Discussion
This observational study used video recordings of neonatal resuscitations in a country with high neonatal mortality. Our findings demonstrate a low adherence to standard resuscitation practices in 2015–2016, with inadequate initiation and duration of PPV, tendency to overstimulate and excessive focus on suction regardless of mode and place of birth. This adds to the comparable resuscitation patterns with insufficient or incorrect ventilation efforts found in a similar setting in Mozambique,23 while a study in Nepal concluded that none of the examined resuscitations met the golden minute guideline standard.24 However, failing to initiate proper ventilation within the first minute and applying suboptimal PPV are also common in high-resource settings.25–27 Specifically, a study from a tertiary hospital in Norway reports a median time from arriving to the table to initiation of PPV of 42 s and 56% of neonates received PPV, with a 60% ventilation fraction during the first 30 s.25 The time to initiation of PPV was considerably longer in our study and does not commence within the recommended golden minute after birth. However, primarily due to logistical reasons, the time from birth to resuscitation was significantly longer for neonates in the labour ward. In general it seems that ventilation during resuscitations tends not to be commenced within the recommended time in both high-resource and low-resource settings.
In our study, the high number and relatively long duration of interruptions were reflected in the low ventilation time during the first minute of ventilation not meeting the recommended 60 s of continuous PPV before assessing the adequacy of ventilation, with no significant difference between resuscitations taking place in the labour ward and theatre. We build on the previous literature by showcasing what the actual causes of those interruptions were. In our study, most interruptions were due to stimulation, unknown reasons and suctioning, which should not disrupt PPV. In the Norwegian study25 the main reasons for ventilation interruptions were for adjustments for optimising ventilation, heart rate evaluation and stimulation. This was often not the case in our study. It is, however, important to acknowledge and stress the difference in staff quantity and resources between these two settings. According to a qualitative study from Tanzania the main reasons, as per the birth attendants themselves, for delay or interruptions of PPV were fear of doing a poor job in an acute situation and difficulties in assessing the neonate and in taking appropriate action.28 Similar findings have been reported from high-resource settings as well.29 It is highly likely that the lack of adherence to guidelines in our study stems from both a lack of knowledge and professional confidence, compounded by the limited resources and low number of staff.
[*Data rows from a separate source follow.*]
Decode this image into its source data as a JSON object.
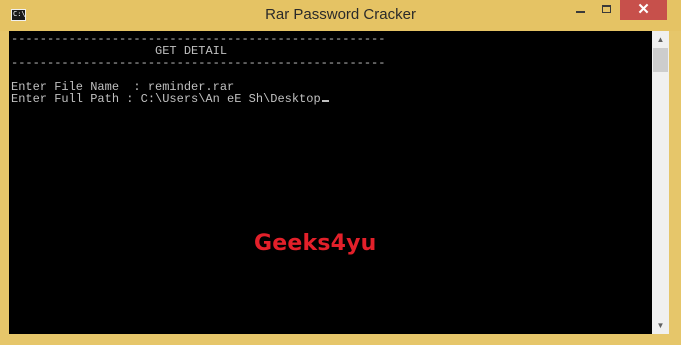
{
  "window": {
    "title": "Rar Password Cracker",
    "icon": "console-icon",
    "icon_text": "C:\\",
    "controls": {
      "minimize": "minimize-icon",
      "maximize": "maximize-icon",
      "close_label": "✕"
    }
  },
  "console": {
    "separator": "----------------------------------------------------",
    "heading": "GET DETAIL",
    "lines": {
      "file_name": "Enter File Name  : reminder.rar",
      "full_path": "Enter Full Path : C:\\Users\\An eE Sh\\Desktop"
    },
    "text_color": "#c0c0c0",
    "background": "#000000"
  },
  "watermark": {
    "text": "Geeks4yu",
    "color": "#e3202a"
  },
  "scrollbar": {
    "up": "▲",
    "down": "▼"
  }
}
Our study reveals excessive amounts of both stimulation and suctioning, the former being the main reason for ventilation interruptions, adding strength to similar findings in other settings.25 30 31 In particular, neonates in need of resuscitation in the theatre were stimulated for a longer duration than those in the labour ward; in part the discrepancy could be caused by a difference in perception of the need for stimulation after birth depending on the mode of delivery. Intriguingly, Wrammert et al32 showed excessive usage of both stimulation and suctioning as the main reason to ventilation delay and halt in resuscitations conducted in Nepal, and proposed that the continuation of the phenomenon was due to difficulties of abandoning a tradition of suctioning of non-breathing neonates before the implementation of HBB or similar educational programmes. Further, it is understandable that in an acute situation where time is of the essence, one might want to use other strategies if ventilation seems fruitless. Excessive usage of stimulation and suctioning in our study could be explained by this need, requiring special attention when developing educational programmes. Lastly, heart rate assessments were rarely done, a vital component of neonatal resuscitation often underused in low-resource settings.33
Almost all birth attendants claimed to be using the HBB action plan routinely when working with neonatal resuscitation. The results of our study however show a real-world situation where set guidelines were not followed. The need for and the beneficial effects of acquired skills and knowledge to be frequently updated, practised and evaluated are clear, while similarly important is to increase staff numbers and forming close working professional teams for resuscitations.24 34–36
Strengths and weaknesses
Most limitations of this study are inherent to post-hoc video analysis. First, the factual time spent between birth and arrival to the table was estimated and may not reflect the correct time in each case. Second, assessing recorded resuscitation procedures relies on the clinical expertise of the reviewer, and distinguishing between different procedures is not always clear. Third, although an improvement in Apgar scores from 1 to 5 min was observed, it was not possible to evaluate the effectiveness of PPV since no certain observation of tidal volumes or pulse oximetry was performed. However, by using video recordings the most critical aspects of actual resuscitation practices can be examined and timely logged and an overall picture formed.